For Vera by Duke graduate student Ryan Harrison premiered first at this concert, having been selected by the Horszowski Trio from Spring 2020’s virtual composition residency as the work they would rehearse and perform. Harrison explained shyly that the work was inspired by his previous studies in psychology, noting Dr. Heinz Lehmann‘s interviews with a woman named Vera who suffered from debilitating schizophrenia. For Vera is jarring, full of “crunchy,” dissonant harmony and disjointed rhythm. Structured in five short movements, it is loaded with emotional ebb and flow, with occasional jagged, percussive motions. The trio’s interpretation of the work was not inherently sad or troubled, but shaded with nuance that painted a complete picture of someone whose story might otherwise have been lost. The trio always worked as a unified team, even when the cello and violin lines crossed each other uncomfortably, or when the piano took the solo voice and the strings blended into background chords. Jesse Mills (violin) and Ole Akahoshi (cello) delivered lush sounds that tricked the ear into hearing a full string section, but also captivated with their occasional soloistic moments, matching and complementing each other even through wildly varied ranges and more contemporary playing techniques. Whether they played pizzicato (strings plucked with fingers), spiccato (bouncing of the bow off the string), or col legno (using the wooden side of the bow against the strings), they always seemed to match their sounds.
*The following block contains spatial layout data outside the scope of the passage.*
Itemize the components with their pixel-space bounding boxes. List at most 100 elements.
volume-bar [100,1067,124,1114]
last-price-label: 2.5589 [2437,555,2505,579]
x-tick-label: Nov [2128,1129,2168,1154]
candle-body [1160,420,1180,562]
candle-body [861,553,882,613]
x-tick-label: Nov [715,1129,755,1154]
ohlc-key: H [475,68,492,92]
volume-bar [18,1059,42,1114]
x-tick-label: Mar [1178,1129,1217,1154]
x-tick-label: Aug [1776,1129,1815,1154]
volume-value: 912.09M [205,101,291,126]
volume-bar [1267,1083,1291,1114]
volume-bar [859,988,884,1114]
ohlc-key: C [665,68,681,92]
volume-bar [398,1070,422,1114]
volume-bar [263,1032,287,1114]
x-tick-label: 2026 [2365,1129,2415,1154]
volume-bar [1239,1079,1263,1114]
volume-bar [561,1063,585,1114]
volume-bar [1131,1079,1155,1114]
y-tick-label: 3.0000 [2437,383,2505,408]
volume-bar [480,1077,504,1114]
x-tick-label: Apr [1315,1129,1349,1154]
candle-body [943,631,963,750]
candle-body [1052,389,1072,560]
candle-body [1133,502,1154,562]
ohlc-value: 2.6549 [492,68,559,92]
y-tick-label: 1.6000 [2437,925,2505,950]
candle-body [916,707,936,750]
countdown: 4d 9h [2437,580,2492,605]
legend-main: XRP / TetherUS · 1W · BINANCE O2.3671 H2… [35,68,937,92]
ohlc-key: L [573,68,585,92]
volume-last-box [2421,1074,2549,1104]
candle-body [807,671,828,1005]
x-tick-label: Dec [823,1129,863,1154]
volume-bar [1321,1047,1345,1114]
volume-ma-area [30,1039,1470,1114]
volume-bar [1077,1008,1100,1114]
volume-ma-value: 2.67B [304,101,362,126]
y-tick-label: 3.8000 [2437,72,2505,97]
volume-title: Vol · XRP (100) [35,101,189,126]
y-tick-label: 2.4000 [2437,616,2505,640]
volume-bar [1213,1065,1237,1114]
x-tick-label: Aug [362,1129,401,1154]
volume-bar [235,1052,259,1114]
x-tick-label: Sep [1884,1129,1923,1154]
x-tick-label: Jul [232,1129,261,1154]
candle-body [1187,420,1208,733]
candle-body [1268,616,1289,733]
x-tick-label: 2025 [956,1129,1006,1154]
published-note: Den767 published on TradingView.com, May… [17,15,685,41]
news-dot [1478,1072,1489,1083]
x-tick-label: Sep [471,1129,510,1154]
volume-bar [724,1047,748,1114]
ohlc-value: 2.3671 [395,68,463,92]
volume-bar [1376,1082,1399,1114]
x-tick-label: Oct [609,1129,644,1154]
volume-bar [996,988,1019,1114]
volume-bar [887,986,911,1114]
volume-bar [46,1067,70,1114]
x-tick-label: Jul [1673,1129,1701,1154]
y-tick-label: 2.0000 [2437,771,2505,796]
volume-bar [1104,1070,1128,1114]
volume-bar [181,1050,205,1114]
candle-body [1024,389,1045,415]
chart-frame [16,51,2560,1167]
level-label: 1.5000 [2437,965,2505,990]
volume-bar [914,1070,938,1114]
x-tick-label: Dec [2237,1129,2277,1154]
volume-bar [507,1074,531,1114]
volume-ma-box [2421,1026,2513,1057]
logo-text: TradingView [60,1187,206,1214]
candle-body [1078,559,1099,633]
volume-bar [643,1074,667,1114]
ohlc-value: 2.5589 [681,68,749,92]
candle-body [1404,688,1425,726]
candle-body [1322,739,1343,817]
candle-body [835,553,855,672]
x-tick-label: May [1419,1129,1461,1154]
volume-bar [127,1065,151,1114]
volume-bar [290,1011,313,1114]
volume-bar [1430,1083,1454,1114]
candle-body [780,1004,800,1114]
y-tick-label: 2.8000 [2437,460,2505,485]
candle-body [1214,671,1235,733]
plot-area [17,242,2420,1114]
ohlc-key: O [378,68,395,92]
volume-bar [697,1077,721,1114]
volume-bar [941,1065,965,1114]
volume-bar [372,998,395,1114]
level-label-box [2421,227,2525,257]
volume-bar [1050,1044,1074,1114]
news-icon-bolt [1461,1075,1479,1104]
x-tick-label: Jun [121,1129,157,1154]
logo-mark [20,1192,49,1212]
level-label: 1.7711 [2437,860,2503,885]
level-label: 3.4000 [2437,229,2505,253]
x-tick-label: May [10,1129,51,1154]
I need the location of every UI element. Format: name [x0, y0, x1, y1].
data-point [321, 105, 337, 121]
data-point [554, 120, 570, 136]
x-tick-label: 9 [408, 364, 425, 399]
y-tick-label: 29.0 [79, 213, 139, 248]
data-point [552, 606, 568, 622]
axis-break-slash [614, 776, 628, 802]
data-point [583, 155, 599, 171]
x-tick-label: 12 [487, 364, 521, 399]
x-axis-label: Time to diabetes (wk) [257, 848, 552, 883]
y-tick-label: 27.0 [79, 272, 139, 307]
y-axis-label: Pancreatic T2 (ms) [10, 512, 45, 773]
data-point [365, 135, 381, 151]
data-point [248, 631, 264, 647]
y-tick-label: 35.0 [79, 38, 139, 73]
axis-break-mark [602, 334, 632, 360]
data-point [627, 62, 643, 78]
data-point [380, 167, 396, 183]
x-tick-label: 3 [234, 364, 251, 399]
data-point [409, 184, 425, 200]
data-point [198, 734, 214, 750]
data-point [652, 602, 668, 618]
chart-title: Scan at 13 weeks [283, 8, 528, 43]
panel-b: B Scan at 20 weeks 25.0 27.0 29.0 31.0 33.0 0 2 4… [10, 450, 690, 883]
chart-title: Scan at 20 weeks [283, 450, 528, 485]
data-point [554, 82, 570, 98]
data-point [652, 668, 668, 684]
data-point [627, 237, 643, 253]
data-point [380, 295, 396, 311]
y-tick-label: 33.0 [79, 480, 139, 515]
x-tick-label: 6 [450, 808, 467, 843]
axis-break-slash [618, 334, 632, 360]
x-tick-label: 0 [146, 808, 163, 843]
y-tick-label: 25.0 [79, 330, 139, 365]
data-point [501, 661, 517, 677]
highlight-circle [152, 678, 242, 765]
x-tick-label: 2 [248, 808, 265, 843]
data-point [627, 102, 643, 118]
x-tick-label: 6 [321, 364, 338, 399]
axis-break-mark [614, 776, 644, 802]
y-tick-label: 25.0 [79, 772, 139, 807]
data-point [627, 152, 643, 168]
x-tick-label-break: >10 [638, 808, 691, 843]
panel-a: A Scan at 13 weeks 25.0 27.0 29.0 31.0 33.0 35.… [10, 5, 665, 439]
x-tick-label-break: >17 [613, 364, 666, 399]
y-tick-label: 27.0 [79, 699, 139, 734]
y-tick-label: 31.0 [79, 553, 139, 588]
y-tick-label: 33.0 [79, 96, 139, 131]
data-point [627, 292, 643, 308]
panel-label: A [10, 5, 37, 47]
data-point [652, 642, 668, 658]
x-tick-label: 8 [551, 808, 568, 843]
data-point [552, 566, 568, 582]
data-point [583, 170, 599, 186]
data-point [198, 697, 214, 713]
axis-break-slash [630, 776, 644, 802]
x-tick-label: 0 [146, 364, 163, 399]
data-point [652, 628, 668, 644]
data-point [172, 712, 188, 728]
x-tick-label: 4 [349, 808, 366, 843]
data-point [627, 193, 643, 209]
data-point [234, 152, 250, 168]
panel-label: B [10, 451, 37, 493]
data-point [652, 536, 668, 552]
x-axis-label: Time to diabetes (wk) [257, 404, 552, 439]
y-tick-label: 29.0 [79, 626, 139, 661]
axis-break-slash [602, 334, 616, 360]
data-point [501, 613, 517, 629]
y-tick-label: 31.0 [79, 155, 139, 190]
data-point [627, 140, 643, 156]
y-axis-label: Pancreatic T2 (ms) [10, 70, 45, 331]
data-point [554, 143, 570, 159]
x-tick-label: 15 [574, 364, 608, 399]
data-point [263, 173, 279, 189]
Scott Lindroth, who recently stepped down after his 13-year tenure as Vice Provost for the Arts at Duke, also premiered his composition T120. This work metaphorically depicts the transitions that the pandemic has forced upon us, as its conception does; Lindroth described his initial, cloistered work that was slowly introduced into a limited social setting – rehearsals – until it was finally released to the larger public. A work in two movements, T120 presents rhythmic and melodic motives in a very calculated way, and then reexamines them through an emotional lens. The first movement, “Light and precise,” began with a rhythmic line on the violin that, unfortunately, was not as precise as expected, but energetically bubbly throughout. It was lively and interesting, moving through exciting permutations that evoked a sense of everyday hustle and bustle through funky, catchy rhythms. The second movement, “Shock, then patient and quiet” was indeed much more emotionally evocative, taking more time to unfold in haunting, ethereal high strings and long, reverberating resonances in the piano. The combination of frenetic activity and stillness blended into an enthralling performance full of great depth of sound and tonal beauty.

Robert Schumann’s Trio in D minor, Op.63, one of his more well-known works, rounded out the program. Packed with contrasts, the work exemplifies the journey through difficult situations, ending with a sense of triumph over great adversity. It also exemplified the performers’ talent, showing how well they know not only their own instruments but each others’ playing. The strings were always balanced, through breathy soli sections and passionate, almost orchestral-sounding swells. Rieko Aizawa‘s piano, likewise, added depth through a variety of contrasts, from the first movement’s complex and searching energy all the way through the fourth movement’s appreciative optimism. The ensemble examined this work with as much care as the contemporary compositions, allowing it to meander, develop, and evolve.

The only real issues I found in the trio’s playing the whole night were Jesse Mills’ distracting motions in his body and facial expressions while playing, and perhaps the start of Lindroth’s work. All three pieces equally investigated the variety of emotions present in the human condition, especially the more subtle ones: trepidation, hopefulness, gratitude, and fear of being misunderstood. The musicians were all able to express genuine, intangible sentiments, despite the sometimes unsettling languages used to do so. As far as programming themes go, the on-paper complexity of the works may have been intimidating, but ultimately seemed to encapsulate the emotional turmoil of the last year and a half in a very relatable way.